Breast Injury
Balloon Catheter Brachytherapy
In een poging om de technische complexiteit en de graad van borsttrauma, geassocieerd met multicatheter interstitiële brachytherapie, te verminderen, werd de MammoSite borst brachytherapie applicator (Hologic Inc, Bedford, Massachusetts) ontwikkeld. De MammoSite is een ballonkatheter die een enkel behandelingslumen bevat voor een met HDR nagebelaste Ir192 bron. Deze applicator werd ontworpen om de dosisverdeling te benaderen die met multikatheterimplantaten wordt bereikt, en tegelijk het inbrengen van de katheter, de planning van de behandeling en de toediening van de behandeling te vereenvoudigen. Het apparaat werd oorspronkelijk onderzocht in een multi-institutioneel onderzoek, dat leidde tot klinische goedkeuring door de Amerikaanse Food and Drug Administration (FDA) in 2002.31 Sinds de introductie zijn tot op heden meer dan 40.000 vrouwen behandeld met de MammoSite, waardoor het de meest gebruikte vorm van APBI is.
Dit apparaat kan worden geplaatst op het moment van de lumpectomie (“open techniek”), maar momenteel wordt postoperatieve plaatsing met behulp van echografie of CT-geleiding (“gesloten techniek”) aanbevolen.32 Na het inbrengen wordt de ballon opgeblazen met water of een zoutoplossing en 2 tot 5 ml radiografisch contrast, zodat de plaatsing met CT kan worden geëvalueerd op de geschiktheid van de huidafstand (optimaal ≥6 mm), de asymmetrie van de ballon (≤2 mm verschil in radius gemeten aan weerszijden van het centrale lumen) en de conformiteit van het ballonoppervlak met de lumpectomieholte (>90%).
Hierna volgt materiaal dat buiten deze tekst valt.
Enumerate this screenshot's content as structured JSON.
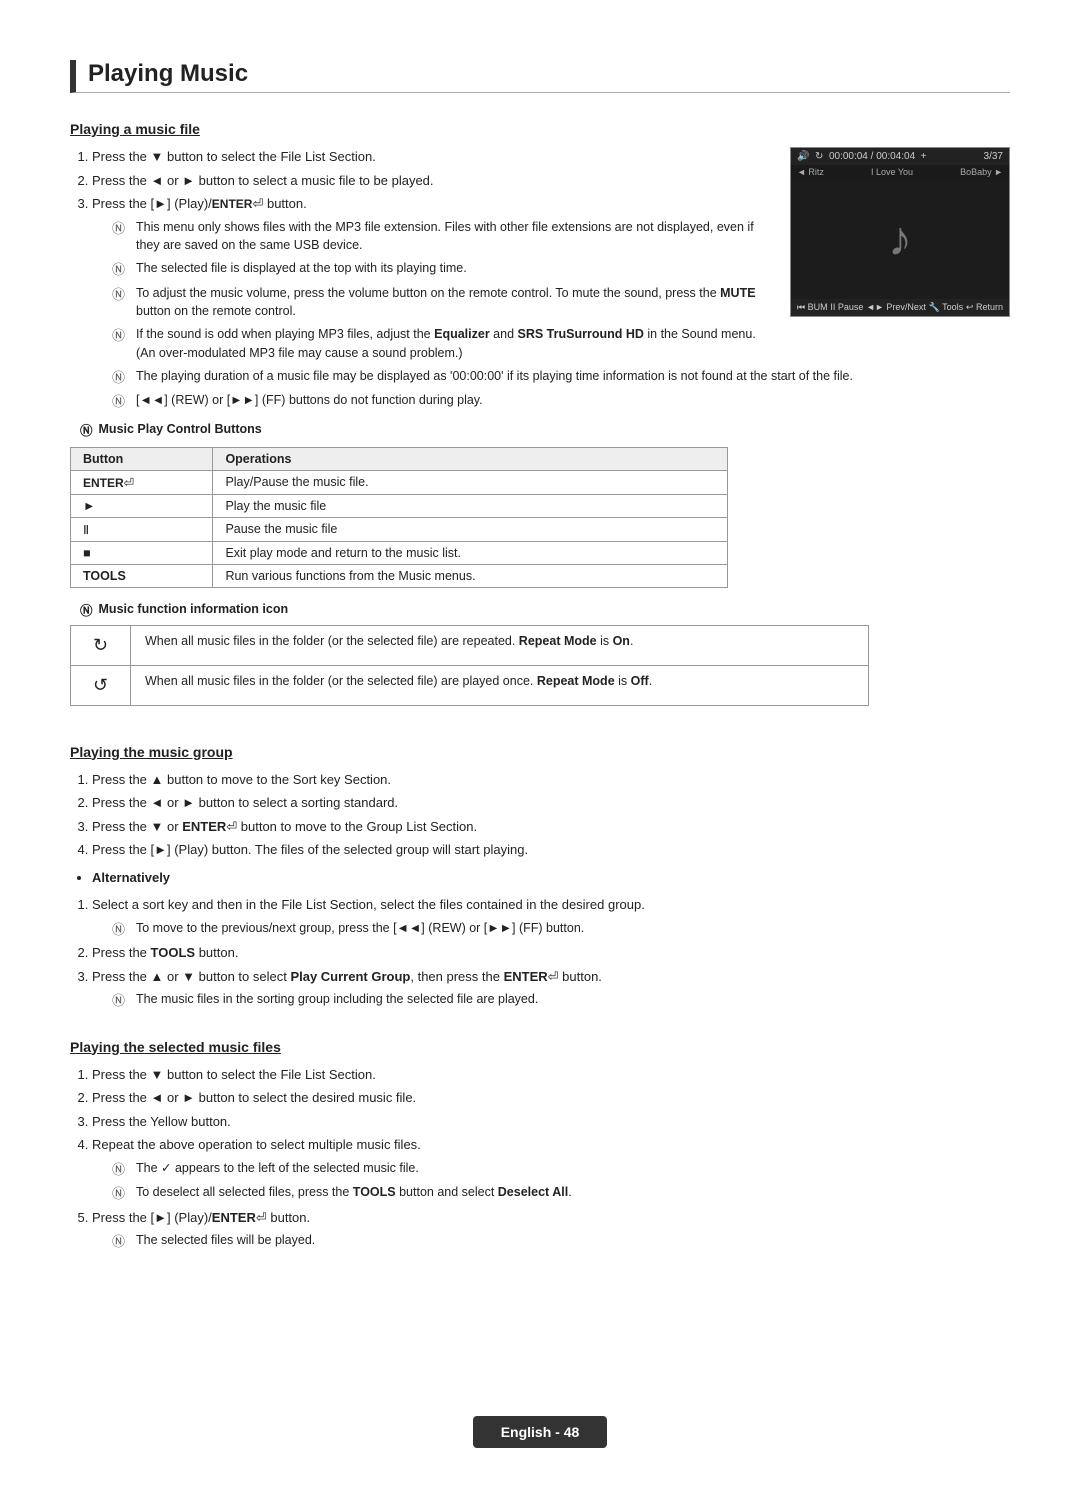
{
  "page": {
    "title": "Playing Music",
    "footer": "English - 48"
  },
  "sections": {
    "playing_music_file": {
      "title": "Playing a music file",
      "steps": [
        "Press the ▼ button to select the File List Section.",
        "Press the ◄ or ► button to select a music file to be played.",
        "Press the [►] (Play)/ENTER⏎ button."
      ],
      "notes": [
        "This menu only shows files with the MP3 file extension. Files with other file extensions are not displayed, even if they are saved on the same USB device.",
        "The selected file is displayed at the top with its playing time.",
        "To adjust the music volume, press the volume button on the remote control. To mute the sound, press the MUTE button on the remote control.",
        "If the sound is odd when playing MP3 files, adjust the Equalizer and SRS TruSurround HD in the Sound menu. (An over-modulated MP3 file may cause a sound problem.)",
        "The playing duration of a music file may be displayed as '00:00:00' if its playing time information is not found at the start of the file.",
        "[◄◄] (REW) or [►►] (FF) buttons do not function during play."
      ],
      "ctrl_table_header": "Music Play Control Buttons",
      "ctrl_table_cols": [
        "Button",
        "Operations"
      ],
      "ctrl_table_rows": [
        [
          "ENTER⏎",
          "Play/Pause the music file."
        ],
        [
          "►",
          "Play the music file"
        ],
        [
          "II",
          "Pause the music file"
        ],
        [
          "■",
          "Exit play mode and return to the music list."
        ],
        [
          "TOOLS",
          "Run various functions from the Music menus."
        ]
      ],
      "info_table_header": "Music function information icon",
      "info_table_rows": [
        [
          "↻",
          "When all music files in the folder (or the selected file) are repeated. Repeat Mode is On."
        ],
        [
          "↺",
          "When all music files in the folder (or the selected file) are played once. Repeat Mode is Off."
        ]
      ],
      "screenshot": {
        "topbar_left": "🔊  ↻  00:00:04 / 00:04:04",
        "topbar_right": "3/37",
        "nav_left": "Ritz",
        "nav_center": "I Love You",
        "nav_right": "BoBaby",
        "bottombar": "⏮ BUM   II Pause   ◄► Previous / Next   🔧 Tools   ↩ Return"
      }
    },
    "playing_music_group": {
      "title": "Playing the music group",
      "steps": [
        "Press the ▲ button to move to the Sort key Section.",
        "Press the ◄ or ► button to select a sorting standard.",
        "Press the ▼ or ENTER⏎ button to move to the Group List Section.",
        "Press the [►] (Play) button. The files of the selected group will start playing."
      ],
      "alternatively_label": "Alternatively",
      "alt_step1": "Select a sort key and then in the File List Section, select the files contained in the desired group.",
      "alt_note": "To move to the previous/next group, press the [◄◄] (REW) or [►►] (FF) button.",
      "alt_step2": "Press the TOOLS button.",
      "alt_step3": "Press the ▲ or ▼ button to select Play Current Group, then press the ENTER⏎ button.",
      "alt_note2": "The music files in the sorting group including the selected file are played."
    },
    "playing_selected_files": {
      "title": "Playing the selected music files",
      "steps": [
        "Press the ▼ button to select the File List Section.",
        "Press the ◄ or ► button to select the desired music file.",
        "Press the Yellow button.",
        "Repeat the above operation to select multiple music files.",
        "Press the [►] (Play)/ENTER⏎ button."
      ],
      "step4_notes": [
        "The ✓ appears to the left of the selected music file.",
        "To deselect all selected files, press the TOOLS button and select Deselect All."
      ],
      "step5_note": "The selected files will be played."
    }
  }
}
Net als bij multikatheter brachytherapie wordt de behandeling in het algemeen gegeven in 10 fracties van elk 3,4 Gy, tweemaal daags toegediend gedurende 5 dagen.
Gepubliceerde klinische ervaringen met het MammoSite-apparaat zijn samengevat in Tabel 66-2. De eerste prospectieve, multi-institutionele ervaring met een FDA-goedkeuringsonderzoek werd beschreven door Keisch en medewerkers.31-33 Tot de criteria om in aanmerking te komen behoorden patiënten ouder dan 45 jaar met invasieve ductale carcinomen kleiner dan 2 cm, negatieve resectiemarges en geen aanwijzingen voor okselaandoeningen. Drieënveertig patiënten werden met succes behandeld. Na een mediane follow-up van 5,5 jaar werden geen lokale recidieven (hetzij op het tumorbed of elders in de borst) of regionale recidieven gemeld. Goede of uitstekende cosmetische resultaten werden bereikt bij 83,3% van de patiënten.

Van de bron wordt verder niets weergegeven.